The Tom Jennings-led JMI Company folded in 1968 and the brand lay dormant for almost 30 years.

===Re-birth===
In 1997, Richard and Justin Harrison, then owners of Hiwatt amplification UK and Music Ground Ltd, purchased the "JMI" trademark. At the time the Vox brand was owned by Korg, and unlike the Korg Vox amplifiers being manufactured then, the Harrisons wanted to make exact reproductions of the original Jennings-Denney designs.

In early days of the new JMI, a small number of 50W and 100W hand-wired heads were produced, as well as cabinets, to test the waters for a re-launch. As the Hiwatt brand grew larger, the desire to produce the JMI amplifiers grew stronger and stronger; many of the Harrisons' regular customers were asking on a monthly basis when the amplifiers were to be manufactured for general sale.

The pivotal point of the JMI rebirth was the meeting of amplifier engineer and JMI enthusiast Steve Giles with co-owner Richard Harrison. Giles had previously built amplifiers based on Jennings’ designs, which impressed Richard Harrison to such an extent that some prototype models were made.

In 2005 the company decided to make models JMI 15/4, JMI 30/4, JMI 30/6 and the JMI 30TV Front. The amps were made available in the classic black, smooth tolex and a 100% replica of the original fawn tolex. Other options included a choice of speakers, either Celestion Greenback or JMI (Fane made) Blue Alnico Speakers.
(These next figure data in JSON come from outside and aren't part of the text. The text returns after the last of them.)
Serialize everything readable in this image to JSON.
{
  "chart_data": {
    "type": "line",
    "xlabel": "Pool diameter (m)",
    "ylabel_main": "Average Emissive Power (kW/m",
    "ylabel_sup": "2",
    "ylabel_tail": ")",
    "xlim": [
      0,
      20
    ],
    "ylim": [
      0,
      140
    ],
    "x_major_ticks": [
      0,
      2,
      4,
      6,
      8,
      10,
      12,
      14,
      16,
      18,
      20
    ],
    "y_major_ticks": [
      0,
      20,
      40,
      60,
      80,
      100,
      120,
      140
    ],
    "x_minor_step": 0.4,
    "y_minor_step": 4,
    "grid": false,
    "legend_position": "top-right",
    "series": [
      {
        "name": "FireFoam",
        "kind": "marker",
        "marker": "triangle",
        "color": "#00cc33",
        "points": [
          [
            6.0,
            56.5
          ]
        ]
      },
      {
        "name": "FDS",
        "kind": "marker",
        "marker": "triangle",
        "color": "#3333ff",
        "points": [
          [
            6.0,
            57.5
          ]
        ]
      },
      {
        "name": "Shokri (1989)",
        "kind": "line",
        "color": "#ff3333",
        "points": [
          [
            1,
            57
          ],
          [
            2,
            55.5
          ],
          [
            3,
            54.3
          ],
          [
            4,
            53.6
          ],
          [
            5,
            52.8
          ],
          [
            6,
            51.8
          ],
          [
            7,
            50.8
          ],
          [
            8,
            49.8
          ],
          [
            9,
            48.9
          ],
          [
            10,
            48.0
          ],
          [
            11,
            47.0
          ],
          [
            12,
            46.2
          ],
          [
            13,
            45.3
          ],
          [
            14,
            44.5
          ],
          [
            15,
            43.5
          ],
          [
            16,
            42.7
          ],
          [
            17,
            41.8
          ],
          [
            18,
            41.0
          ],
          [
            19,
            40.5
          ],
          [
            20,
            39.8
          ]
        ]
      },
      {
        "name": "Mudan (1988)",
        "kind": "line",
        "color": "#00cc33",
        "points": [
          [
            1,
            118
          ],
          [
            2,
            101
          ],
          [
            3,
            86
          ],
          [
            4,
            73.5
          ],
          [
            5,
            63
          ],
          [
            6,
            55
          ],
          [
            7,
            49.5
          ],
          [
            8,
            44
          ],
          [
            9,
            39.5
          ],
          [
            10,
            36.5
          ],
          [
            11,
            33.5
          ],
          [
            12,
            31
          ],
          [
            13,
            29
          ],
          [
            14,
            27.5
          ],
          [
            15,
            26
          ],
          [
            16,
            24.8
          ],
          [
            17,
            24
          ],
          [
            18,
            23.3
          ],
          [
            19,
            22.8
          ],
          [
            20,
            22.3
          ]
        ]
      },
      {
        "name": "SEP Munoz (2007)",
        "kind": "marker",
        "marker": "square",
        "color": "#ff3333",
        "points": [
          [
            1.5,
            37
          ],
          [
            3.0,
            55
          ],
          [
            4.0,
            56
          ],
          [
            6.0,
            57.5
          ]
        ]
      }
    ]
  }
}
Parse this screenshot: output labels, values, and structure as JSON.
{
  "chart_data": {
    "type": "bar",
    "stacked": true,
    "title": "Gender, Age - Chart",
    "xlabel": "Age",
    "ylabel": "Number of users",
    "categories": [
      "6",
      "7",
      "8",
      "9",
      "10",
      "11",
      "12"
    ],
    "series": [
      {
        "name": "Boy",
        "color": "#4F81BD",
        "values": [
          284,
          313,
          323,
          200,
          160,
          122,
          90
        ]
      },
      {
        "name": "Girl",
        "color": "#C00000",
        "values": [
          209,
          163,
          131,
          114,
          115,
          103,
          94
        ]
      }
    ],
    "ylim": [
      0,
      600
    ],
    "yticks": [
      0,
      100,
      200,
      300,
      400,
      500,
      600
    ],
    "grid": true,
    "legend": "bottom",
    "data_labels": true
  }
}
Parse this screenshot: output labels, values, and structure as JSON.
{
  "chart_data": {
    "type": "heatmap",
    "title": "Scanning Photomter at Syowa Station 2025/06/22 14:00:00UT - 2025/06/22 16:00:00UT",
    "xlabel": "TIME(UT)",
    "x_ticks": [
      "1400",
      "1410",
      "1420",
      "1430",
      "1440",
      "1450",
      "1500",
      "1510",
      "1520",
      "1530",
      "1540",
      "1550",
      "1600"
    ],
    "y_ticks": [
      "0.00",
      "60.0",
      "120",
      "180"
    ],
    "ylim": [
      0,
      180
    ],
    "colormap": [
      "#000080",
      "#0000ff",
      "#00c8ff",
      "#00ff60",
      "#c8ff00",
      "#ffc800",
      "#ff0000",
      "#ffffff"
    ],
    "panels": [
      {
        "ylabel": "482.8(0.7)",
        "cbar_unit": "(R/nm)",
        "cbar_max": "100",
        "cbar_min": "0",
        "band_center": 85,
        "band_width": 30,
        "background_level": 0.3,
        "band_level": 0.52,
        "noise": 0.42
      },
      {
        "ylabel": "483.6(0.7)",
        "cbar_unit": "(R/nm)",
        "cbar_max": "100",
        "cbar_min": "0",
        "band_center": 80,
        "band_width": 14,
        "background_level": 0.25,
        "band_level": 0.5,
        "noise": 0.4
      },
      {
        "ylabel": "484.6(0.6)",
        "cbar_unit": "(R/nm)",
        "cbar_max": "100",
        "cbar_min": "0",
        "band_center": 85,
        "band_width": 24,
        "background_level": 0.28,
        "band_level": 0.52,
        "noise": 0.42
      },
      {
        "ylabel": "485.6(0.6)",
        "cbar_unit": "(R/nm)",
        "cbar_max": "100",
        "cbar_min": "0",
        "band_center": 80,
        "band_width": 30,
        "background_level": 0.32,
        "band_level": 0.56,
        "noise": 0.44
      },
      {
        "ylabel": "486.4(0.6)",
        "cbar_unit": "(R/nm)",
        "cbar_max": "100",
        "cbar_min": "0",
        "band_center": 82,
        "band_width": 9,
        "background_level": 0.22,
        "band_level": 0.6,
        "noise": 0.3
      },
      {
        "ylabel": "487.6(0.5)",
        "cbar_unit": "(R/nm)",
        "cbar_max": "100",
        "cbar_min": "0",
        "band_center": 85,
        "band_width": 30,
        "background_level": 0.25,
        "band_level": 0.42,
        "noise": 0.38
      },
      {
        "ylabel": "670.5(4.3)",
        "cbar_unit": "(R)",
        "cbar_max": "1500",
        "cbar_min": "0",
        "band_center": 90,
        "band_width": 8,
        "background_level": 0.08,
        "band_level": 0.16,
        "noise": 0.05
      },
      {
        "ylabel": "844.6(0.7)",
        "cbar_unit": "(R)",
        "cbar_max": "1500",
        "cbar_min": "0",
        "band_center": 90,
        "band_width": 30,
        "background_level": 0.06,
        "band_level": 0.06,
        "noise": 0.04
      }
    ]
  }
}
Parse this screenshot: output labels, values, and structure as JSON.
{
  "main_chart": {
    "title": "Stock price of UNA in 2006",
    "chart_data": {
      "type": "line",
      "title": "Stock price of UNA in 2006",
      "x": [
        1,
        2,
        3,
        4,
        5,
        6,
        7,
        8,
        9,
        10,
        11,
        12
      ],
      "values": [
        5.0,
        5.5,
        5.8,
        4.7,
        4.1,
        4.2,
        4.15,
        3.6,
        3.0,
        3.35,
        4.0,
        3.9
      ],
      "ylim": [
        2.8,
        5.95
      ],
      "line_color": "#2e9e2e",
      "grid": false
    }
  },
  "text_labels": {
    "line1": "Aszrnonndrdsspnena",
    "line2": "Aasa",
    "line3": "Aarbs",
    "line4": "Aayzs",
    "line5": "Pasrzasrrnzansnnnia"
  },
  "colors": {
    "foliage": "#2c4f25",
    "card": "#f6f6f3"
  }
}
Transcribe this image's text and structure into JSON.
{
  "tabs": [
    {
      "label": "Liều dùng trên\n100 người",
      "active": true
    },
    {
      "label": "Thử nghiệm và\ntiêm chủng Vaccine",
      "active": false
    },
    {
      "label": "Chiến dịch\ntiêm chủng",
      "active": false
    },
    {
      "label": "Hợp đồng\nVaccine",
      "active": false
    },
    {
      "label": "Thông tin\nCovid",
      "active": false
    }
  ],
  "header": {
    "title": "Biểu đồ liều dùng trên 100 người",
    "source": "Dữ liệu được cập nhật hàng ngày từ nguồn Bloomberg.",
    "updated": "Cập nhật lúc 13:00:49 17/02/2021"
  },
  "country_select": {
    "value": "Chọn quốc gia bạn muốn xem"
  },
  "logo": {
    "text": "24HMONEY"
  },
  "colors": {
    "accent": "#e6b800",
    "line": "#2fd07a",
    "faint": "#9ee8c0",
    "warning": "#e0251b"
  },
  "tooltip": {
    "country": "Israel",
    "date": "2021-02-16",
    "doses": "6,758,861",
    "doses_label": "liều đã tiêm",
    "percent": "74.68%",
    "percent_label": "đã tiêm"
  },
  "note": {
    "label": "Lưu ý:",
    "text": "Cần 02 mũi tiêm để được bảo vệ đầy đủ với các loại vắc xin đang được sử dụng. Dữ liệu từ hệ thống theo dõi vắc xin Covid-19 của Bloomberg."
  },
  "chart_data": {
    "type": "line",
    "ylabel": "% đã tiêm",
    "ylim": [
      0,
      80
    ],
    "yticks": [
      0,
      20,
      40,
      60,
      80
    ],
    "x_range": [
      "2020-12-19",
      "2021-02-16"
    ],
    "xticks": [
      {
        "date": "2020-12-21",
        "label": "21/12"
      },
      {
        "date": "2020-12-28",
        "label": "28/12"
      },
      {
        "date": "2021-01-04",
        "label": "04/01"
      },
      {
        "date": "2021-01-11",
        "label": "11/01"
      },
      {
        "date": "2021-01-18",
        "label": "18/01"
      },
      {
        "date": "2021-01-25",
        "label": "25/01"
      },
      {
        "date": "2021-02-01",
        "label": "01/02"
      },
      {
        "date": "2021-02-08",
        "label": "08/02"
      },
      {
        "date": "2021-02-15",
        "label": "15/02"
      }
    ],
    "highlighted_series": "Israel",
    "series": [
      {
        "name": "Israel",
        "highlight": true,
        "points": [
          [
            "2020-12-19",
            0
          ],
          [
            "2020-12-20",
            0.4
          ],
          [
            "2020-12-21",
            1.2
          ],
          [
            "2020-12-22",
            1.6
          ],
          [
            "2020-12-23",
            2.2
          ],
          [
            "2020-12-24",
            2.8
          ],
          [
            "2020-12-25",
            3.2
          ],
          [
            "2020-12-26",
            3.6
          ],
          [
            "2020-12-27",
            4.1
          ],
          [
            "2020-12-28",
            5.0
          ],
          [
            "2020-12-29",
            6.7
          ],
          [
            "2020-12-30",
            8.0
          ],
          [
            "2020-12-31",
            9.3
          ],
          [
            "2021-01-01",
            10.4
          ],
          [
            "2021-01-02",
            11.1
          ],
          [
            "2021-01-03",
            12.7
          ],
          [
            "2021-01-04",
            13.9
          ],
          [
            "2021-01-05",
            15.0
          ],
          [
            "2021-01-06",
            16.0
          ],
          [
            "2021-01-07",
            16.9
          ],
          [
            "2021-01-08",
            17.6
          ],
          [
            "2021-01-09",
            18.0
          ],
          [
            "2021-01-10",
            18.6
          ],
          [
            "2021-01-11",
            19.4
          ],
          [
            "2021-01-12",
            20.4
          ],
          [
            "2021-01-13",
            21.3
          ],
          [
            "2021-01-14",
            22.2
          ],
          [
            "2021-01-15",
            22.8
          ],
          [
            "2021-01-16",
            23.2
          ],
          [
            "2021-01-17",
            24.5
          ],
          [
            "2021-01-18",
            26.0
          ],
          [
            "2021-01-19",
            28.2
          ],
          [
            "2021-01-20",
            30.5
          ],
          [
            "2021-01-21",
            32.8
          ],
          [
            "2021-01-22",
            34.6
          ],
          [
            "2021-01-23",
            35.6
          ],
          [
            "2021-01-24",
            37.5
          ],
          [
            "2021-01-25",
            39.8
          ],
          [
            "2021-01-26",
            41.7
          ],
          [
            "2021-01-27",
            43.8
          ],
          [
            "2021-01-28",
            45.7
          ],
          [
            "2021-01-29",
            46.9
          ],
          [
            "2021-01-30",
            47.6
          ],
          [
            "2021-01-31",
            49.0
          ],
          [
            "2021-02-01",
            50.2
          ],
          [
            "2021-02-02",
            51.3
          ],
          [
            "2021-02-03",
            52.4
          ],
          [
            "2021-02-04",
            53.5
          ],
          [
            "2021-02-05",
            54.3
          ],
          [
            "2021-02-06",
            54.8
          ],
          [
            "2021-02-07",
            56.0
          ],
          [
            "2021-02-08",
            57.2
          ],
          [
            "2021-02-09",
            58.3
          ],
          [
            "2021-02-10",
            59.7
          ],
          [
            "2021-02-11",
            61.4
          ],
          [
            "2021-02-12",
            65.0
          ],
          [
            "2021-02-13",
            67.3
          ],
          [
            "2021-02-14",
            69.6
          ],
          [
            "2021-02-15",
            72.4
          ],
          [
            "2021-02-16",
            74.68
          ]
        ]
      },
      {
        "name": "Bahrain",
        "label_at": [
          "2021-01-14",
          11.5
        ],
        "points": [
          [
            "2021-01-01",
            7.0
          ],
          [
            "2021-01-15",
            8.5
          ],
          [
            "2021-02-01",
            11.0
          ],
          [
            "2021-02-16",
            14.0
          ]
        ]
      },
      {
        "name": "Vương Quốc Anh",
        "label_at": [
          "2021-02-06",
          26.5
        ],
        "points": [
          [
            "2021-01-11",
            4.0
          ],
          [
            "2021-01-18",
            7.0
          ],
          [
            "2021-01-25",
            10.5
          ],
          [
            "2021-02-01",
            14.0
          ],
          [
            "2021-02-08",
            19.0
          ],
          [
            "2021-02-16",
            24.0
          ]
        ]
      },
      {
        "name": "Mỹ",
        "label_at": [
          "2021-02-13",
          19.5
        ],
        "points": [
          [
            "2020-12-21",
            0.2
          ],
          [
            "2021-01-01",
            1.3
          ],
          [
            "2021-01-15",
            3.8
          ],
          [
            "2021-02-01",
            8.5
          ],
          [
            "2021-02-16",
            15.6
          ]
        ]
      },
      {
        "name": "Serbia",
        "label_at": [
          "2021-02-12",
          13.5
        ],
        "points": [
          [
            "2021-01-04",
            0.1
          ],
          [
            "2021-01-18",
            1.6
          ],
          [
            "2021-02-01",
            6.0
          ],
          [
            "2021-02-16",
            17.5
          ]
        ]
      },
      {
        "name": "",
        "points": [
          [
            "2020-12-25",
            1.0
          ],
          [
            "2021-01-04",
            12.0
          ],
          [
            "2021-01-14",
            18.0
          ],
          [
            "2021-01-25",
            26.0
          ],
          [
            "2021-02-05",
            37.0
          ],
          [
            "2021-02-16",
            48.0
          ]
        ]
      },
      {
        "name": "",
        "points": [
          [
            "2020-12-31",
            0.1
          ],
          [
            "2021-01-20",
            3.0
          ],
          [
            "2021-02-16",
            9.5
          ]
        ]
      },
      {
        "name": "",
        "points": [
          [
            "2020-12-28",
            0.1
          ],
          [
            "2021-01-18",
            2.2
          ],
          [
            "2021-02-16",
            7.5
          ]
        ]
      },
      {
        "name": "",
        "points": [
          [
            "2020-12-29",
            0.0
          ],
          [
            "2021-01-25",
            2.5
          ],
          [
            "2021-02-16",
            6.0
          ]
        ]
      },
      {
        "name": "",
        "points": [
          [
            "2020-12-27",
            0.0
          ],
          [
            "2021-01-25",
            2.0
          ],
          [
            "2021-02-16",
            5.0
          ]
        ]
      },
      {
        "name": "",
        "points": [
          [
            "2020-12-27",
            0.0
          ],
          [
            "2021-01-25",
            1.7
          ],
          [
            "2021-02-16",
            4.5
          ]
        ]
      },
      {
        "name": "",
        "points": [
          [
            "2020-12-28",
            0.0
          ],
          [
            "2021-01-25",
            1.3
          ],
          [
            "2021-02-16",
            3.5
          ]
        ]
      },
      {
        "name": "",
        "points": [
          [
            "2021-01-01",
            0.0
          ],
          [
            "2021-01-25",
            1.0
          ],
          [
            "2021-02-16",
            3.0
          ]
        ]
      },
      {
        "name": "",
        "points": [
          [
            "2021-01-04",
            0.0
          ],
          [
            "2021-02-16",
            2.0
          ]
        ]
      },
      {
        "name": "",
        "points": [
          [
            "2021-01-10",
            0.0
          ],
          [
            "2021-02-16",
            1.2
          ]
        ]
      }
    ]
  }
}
A new JMI gold logo adorned the front of the cabinets, completing the product made to the original Jennings/Denney specifications.

After positive feedback from a sample amplifier taken to the Namm show of 2006 the amplifiers were launched for general sale in the March of that year, showcasing at the Frankfurt Musikmesse at the end of March 2006. Also, as an added option, the company offered a rear-mounted top boost on all 30W models.

The company was asked to revive other classic models such as the 4W combo, 15 Twin, 50W head, 100W head and cabinets which came into production in 2007 (showcased at the Namm 2007). Since the rebirth the new JMI amplifiers have found their way into the hands such as Noel Gallagher, and Billy Gibbons.

==JMI Pedals==
In late 2008, JMI launched two fx pedals to accompany their range of handmade products. These were the MKII Tone Bender and Treble Booster. The MKII Tone Bender featured a cast chassis as per the original and used New Old Stock Mullard OC-75 Transistors. The Treble booster was to feature a circuit based on the famous Dallas Rangemaster using an OC-44 NOS transistor. Early examples of each pedals are simply spray painted (around 50 Units); later they were powder coated which looked much more authentic to the original. Early packaging was a simple box rubber stamped Tone Bender with a cloth bag also stamped with the same brand. Later examples have the white box with Dallas Style Tone Bender Stickers on the outer and come with a photocopied leaflet of the pedals.

Inside, the pedals were marked either SG, NB or KM: SG Standing for Steve Giles, NB being Nick Browning and KM denoting Kee Mayer, JMI Engineers from Doncaster, England.